The contract of the Polish-Ukrainian trio, Chris, Catherine and Aldona, who were performing in Mövenpick hotel in Aqaba, has expired. Aldona, who was snapped up helter-skelter by Zbyszek and Katia (that's their real names) in Poland, because the hotel wanted a trio, went back home and the other two signed a new contract in Amman and will be singing in an Irish pub in a quarter called Abdoun for the next couple of months. The fact delighted me as much as them, since we have become good friends.

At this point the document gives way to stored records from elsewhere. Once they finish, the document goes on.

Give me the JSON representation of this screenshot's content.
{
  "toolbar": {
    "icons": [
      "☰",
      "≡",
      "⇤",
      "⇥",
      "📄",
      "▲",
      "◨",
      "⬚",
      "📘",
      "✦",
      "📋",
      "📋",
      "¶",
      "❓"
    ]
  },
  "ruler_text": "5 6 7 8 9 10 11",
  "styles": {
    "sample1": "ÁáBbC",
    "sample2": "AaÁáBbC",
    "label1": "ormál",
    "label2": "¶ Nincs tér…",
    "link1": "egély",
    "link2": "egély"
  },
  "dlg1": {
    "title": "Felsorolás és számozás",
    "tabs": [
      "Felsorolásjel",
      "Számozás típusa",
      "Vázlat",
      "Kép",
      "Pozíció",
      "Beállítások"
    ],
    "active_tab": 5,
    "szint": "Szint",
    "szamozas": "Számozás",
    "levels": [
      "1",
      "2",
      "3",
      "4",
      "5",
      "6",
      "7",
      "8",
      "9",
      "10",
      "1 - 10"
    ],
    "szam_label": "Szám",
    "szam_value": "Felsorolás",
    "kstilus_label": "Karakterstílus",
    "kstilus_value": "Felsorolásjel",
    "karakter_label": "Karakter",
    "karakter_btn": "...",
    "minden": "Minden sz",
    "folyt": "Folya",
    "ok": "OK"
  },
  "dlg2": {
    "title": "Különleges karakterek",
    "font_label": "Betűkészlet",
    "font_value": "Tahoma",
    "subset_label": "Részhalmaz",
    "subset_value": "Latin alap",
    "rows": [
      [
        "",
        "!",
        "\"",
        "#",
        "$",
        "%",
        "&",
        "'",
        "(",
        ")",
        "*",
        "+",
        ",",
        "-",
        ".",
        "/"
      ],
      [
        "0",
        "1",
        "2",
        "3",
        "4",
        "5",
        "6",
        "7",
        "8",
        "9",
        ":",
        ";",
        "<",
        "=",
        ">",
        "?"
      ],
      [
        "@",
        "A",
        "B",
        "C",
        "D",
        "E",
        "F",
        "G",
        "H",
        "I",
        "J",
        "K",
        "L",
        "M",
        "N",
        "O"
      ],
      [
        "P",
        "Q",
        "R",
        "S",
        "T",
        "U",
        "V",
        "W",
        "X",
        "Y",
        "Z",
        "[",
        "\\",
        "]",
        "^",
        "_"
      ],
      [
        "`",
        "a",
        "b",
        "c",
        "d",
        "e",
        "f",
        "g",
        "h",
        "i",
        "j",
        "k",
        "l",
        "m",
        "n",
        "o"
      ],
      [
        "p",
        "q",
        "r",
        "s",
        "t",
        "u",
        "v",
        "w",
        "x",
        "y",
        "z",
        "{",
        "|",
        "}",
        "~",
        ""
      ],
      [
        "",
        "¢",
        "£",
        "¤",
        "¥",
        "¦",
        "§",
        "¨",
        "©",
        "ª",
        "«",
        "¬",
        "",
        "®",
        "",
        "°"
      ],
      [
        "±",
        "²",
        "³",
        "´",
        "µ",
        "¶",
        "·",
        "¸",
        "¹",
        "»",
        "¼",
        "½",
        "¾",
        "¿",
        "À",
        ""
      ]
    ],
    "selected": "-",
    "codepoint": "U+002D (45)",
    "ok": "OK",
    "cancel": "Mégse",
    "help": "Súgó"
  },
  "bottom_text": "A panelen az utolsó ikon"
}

I made my last dive on Friday in the diving centre Dive Aqaba (Ashraf, Gareth and Gary), where a Slovenian girl from Bled called Anja (who, by the way, will come back to Aqaba) also worked. Saturday I went to Amman to get my friend the translator who will be spending a week getting acquainted to the Hashemite Kingdom. Brrrr! Cold and snow! Terrible! Only the coast of the Dead Sea has a pleasant 24°C.


I told myself long ago I would drive these roads with high beams, no matter what the traffic was, if I didn't feel comfortable on the road. But, of course, I still don't do it. And the result: I drove into a big hole, going 110 km/h. I’ll have to have the poor Partner’s chassis geometry set up, plus I'll need to buy a new wheel disc and figure out what else I can do with the cover. I'm glad the tyre didn't get cut.


Yesterday the Syrians made sure I have a new challenge in my life. I have to get back to Slovenia in the beginning of March with all my vehicles. You have to get a visa from Amman to pass from Jordan to Syria. And this afternoon I got my passport back without a visa, because I don't have a place of stay in Jordan. I can forget taking the boat from Israel, since the 550€ is only the price for the accompanied vehicle to get to Monfalcone, while the person accompanying it has to take an extra 728€ out of his wallet. The alternative is a cargo transport of only the vehicle, which in my case would cost 850€ (ooof!), but after the port of Ashdod and Monfalcone they would transport my apartment with the trailer themselves. Yeah, right! Like I was born yesterday!!!

So, a new challenge (some might say a problem) is ahead of me.